My days, for the most part, are spent in Ashland, a small city of about twenty-five thousand people. Ashland is the home of the Oregon Shakespeare Festival, an ambitious repertory theater company which produces plays in three separate theaters from March until November. In the course of a decade, the entire canon of Shakespeare’s work hits the stages, but Broadway musicals, original work commissioned by the Festival, Restoration comedies, French farce, and reimagined classical works will all have a place. Southern Oregon University is here as well, and coffee shops, restaurants, bookstores, horse farms, and orchards. People move here, mostly from California, but from other parts of the West as well. Locals put up with us; we admire the locals.
I’m lucky to be here, but I don’t live in Ashland. I live in Phoenix, a village belonging to greater Medford. We have a small home, fenced acreage, no near neighbors, and long views in every direction.
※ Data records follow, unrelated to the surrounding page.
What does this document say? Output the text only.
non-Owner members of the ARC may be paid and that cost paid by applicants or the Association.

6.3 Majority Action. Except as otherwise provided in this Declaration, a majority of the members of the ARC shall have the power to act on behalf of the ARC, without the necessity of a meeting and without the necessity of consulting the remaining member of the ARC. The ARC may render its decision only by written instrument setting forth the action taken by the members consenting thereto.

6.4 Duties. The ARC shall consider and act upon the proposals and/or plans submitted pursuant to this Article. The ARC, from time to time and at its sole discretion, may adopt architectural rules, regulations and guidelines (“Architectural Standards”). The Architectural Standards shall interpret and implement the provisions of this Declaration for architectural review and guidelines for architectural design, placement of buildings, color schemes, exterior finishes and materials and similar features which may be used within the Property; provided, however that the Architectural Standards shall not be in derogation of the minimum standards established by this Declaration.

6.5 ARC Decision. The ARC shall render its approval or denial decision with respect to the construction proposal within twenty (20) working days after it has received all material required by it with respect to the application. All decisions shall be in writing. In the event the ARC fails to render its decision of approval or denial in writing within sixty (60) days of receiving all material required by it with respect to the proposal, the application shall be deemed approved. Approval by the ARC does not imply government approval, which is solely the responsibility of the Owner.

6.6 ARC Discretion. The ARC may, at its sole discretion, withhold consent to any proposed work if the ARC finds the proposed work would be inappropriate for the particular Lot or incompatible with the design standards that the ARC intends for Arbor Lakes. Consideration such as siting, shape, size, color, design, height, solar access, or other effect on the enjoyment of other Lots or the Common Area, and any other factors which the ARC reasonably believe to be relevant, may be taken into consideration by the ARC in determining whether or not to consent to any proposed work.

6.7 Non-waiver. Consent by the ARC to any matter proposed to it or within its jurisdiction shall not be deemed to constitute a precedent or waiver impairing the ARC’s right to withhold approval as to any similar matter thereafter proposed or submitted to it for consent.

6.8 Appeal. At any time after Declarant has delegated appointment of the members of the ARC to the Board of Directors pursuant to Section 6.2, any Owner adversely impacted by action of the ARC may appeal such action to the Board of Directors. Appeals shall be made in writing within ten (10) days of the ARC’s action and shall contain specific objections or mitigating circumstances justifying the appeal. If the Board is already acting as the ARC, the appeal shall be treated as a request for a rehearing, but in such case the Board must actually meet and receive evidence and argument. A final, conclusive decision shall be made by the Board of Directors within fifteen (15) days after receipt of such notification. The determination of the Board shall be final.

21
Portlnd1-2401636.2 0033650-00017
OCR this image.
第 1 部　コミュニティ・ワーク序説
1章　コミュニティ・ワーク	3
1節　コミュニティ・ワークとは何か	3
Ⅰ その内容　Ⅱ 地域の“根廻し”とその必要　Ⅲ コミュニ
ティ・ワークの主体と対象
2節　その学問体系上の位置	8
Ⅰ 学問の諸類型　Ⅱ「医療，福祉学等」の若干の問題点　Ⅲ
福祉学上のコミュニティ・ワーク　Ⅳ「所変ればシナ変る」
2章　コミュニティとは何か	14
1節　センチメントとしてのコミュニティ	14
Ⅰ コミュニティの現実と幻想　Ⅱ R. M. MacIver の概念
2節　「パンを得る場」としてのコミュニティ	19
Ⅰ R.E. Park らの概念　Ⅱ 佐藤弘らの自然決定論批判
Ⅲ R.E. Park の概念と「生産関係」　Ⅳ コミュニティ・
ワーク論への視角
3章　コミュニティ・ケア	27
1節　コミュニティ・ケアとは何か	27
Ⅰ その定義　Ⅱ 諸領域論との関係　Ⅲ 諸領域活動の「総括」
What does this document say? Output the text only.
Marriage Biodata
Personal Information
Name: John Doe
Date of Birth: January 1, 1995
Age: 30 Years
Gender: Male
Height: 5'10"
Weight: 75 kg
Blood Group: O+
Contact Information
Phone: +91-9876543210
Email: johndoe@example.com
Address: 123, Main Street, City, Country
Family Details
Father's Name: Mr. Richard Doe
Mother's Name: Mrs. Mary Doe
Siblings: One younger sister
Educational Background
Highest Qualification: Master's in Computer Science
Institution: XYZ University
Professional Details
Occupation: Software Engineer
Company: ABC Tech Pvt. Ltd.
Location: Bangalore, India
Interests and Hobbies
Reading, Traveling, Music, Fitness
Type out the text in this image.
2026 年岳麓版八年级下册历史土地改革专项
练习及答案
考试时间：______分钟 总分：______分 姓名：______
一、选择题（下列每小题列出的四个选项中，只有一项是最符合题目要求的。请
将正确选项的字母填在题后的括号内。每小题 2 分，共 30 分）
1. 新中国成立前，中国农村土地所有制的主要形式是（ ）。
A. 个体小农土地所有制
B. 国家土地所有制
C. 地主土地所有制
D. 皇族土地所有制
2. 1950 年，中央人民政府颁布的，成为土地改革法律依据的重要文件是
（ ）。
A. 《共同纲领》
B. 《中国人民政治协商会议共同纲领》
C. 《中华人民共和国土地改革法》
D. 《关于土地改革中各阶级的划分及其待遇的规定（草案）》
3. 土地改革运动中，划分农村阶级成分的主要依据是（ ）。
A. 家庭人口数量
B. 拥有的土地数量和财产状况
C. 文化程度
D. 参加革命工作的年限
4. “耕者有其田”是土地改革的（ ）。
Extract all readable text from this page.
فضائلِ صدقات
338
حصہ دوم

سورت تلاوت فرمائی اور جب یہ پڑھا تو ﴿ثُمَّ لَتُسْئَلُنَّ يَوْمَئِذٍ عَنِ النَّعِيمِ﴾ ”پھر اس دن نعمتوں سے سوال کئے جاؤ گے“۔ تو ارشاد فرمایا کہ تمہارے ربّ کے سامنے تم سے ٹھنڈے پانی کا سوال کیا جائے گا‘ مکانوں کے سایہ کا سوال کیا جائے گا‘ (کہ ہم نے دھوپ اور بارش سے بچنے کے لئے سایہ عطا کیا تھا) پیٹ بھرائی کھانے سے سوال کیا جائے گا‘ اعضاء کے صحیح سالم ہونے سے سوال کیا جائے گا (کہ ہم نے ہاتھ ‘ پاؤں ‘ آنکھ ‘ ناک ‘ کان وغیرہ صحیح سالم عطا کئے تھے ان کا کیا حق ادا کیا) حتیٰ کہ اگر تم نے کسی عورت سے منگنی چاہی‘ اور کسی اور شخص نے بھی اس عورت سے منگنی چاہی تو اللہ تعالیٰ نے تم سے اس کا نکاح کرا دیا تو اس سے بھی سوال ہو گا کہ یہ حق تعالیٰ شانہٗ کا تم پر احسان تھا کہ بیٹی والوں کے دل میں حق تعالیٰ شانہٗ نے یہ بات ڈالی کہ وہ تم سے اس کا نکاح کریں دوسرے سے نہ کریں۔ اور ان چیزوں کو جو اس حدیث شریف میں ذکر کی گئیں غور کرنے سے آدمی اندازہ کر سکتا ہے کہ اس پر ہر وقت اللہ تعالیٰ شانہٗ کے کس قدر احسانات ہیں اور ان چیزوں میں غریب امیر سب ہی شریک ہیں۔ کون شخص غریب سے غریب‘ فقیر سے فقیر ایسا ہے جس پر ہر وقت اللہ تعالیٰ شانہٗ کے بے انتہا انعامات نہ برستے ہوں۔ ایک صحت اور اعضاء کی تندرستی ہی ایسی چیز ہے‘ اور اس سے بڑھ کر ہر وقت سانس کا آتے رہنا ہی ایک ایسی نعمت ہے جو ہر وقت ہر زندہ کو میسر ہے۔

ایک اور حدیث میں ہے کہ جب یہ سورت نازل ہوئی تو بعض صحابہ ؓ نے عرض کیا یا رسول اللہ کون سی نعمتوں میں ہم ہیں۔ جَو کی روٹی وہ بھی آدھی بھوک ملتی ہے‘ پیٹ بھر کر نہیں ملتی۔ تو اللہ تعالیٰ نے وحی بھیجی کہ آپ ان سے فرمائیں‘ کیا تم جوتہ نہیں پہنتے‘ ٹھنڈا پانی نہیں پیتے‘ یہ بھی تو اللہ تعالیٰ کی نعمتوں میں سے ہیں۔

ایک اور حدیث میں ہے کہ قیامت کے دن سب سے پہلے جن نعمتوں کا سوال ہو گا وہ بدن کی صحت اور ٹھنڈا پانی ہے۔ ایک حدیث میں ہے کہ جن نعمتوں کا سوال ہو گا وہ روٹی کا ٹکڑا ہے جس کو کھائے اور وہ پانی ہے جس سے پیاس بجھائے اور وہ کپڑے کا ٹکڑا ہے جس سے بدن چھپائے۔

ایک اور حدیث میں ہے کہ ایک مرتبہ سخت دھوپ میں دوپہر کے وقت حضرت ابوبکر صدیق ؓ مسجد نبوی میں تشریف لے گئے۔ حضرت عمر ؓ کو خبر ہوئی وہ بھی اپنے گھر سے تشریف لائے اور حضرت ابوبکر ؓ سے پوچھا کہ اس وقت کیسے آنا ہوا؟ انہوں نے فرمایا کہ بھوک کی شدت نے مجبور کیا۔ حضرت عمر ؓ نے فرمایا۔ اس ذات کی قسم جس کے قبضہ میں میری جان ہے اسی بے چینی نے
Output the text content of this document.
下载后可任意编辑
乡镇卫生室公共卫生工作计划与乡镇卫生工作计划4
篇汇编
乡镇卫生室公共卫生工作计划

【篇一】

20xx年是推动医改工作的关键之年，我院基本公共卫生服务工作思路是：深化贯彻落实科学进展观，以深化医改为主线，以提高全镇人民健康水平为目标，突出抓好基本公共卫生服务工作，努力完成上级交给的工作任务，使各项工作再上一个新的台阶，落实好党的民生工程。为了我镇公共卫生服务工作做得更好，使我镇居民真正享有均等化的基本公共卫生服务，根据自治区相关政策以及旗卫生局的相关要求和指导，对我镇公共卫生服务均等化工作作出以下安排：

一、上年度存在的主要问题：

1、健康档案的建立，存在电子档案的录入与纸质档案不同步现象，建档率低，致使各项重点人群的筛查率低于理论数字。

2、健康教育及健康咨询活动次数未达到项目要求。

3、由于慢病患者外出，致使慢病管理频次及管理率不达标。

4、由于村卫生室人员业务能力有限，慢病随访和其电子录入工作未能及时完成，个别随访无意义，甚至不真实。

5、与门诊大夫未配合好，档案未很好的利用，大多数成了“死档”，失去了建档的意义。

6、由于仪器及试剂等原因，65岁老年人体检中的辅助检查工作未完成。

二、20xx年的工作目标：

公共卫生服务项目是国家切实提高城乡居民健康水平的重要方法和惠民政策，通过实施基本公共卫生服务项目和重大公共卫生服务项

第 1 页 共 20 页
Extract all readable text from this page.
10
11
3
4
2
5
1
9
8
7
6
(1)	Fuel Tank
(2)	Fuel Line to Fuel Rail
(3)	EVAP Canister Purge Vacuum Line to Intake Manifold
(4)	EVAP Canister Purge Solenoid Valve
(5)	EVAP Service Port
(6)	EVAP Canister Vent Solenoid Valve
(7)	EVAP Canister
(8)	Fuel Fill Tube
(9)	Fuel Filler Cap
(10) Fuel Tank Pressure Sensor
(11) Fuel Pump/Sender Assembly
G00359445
Home prices in Ashland are higher, and nobody I know drives to Phoenix for the restaurants or coffee shops, but I love the play of light in our part of the valley, and my fifteen minute drive to the south end of Ashland takes me by the loveliest panorama of mountains, a view Ashlanders don’t ordinarily see.
We moved here from Carpinteria, California, an equally small town, south of Santa Barbara, the American Riviera, packed with celebrities and tanned wealth of every sort. We didn’t live in Santa Barbara, but in my fifteen minute drive to a Santa Barbara, I drove next to the Pacific and saw rainbows over the red roofs of the city. My kids went to school in Santa Barbara; we shopped in Santa Barbara, found coffee shops in Santa Barbara, but drove home to a house in a less celebrated small town, adjacent to the hills of the Los Padres Forest, on a mesa, overlooking the Pacific. We enjoyed the same breezes that cool Santa Barbara in the summer and the same sunshine that warms it in the winter, but friendly Susan from the town’s bank called us when anything odd turned up on our debit card.
This pattern of living near but not in extraordinarily advantaged places began in childhood. I grew up in Woodville, Connecticut, a community so small it can’t properly be called a village, much less a town. As a non-census community, there has never been an estimate of population, but my guess is that the thirty or so households probably hold about a hundred people. Woodville is one of five communities within the town of Washington, Connecticut, a large township with low population density. Today the population of the entire township (Washington Depot, Washington Green, New Preston, Marbledale, and Woodville) is about three thousand, five hundred, up about a thousand from what it was when I was in school. Washington is one of the two or three loveliest towns in Connecticut; stately Georgian and Greek Revival houses flank the Green, and manicured estates follow the sweep of the rolling Litchfield Hills, the last extension of the southern Berkshire mountains.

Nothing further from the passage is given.